The following are tips from CBS News on how reporters should handle a potential run-in with a stalker.

Tell Someone

  • File a complaint with law enforcement as soon as possible. Not only will this start a record of the case and help determine whether a restraining order is needed, but the police will also put you in contact with a victim specialist, who can help you devise a plan for safety.

  • Turn to support groups or counselors if you are having difficulties coping with the situation.

  • Tell friends, family and co-workers about your situation, and warn them to be suspicious of any inquiries about you.

Keep a Record

  • Save all letters, gifts, or other items relating to the stalking. Have witnesses submit affidavits, and keep a journal to document details and provide a timeline of events.

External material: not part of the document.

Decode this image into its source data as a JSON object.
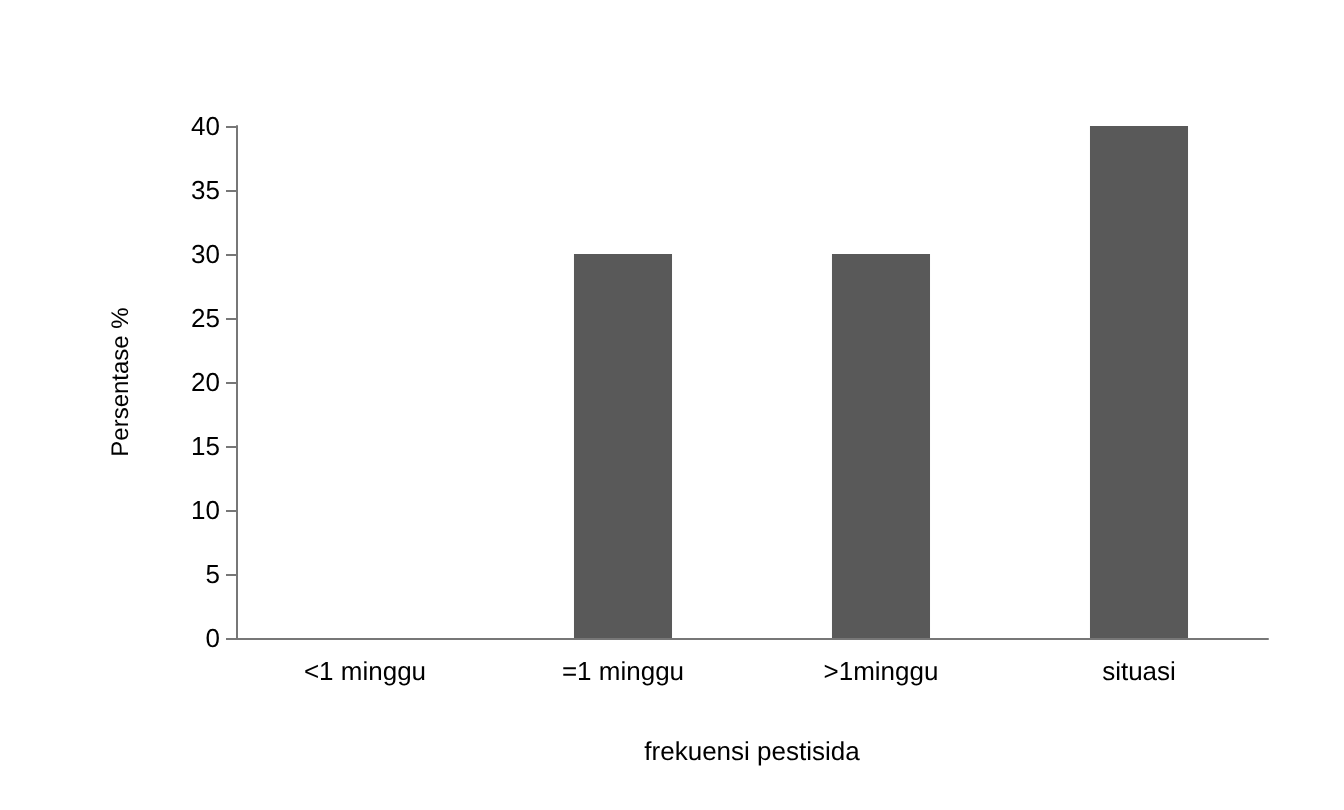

  • Save all evidence in a safe place away from your home. Stalkers sometimes break into victims’ homes and evidence may get stolen if stored there.

Establish a Safe Place

  • If you feel you are in danger, go to a police station, a friend’s home that is not known to the stalker, a shelter or a public place where the stalker would be less likely to act out.

  • Keep the phone numbers for these places handy. Always remember that you can call 911 in an emergency.

Mental Health Strategies

Journalism can be a stressful field. Consider adding these self-care practices, suggested by the Dart Center for Journalism and Trauma at the Columbia Journalism School, to your daily routine.

  • Eat regular meals. Improper nutrition can impact your ability to work effectively.

  • Get a full night’s rest. Lack of sleep can affect your ability to work effectively and be able to concentrate and make the right decisions.

  • Try deep breathing. The practice of breathing can help calm and ease any tension you may have or experience.

  • Exercise. This can include running, walking, yoga, or whatever exercise you enjoy doing. Exercise can help to relieve any stress you may be experiencing.

  • Family. Keep in touch with family and friends and talk with them about your experiences.

  • Acknowledge your feelings. Don’t keep your feelings bottled up. Talk with your professor/editor/advisor, family and friends.

  • Seek professional help, even if you’re not sure you need it. The UMass Center for Counseling and Psychological Health is a good resource for UMass students and can help you understand what you’re experiencing—or help you identify early signs before things get more challenging.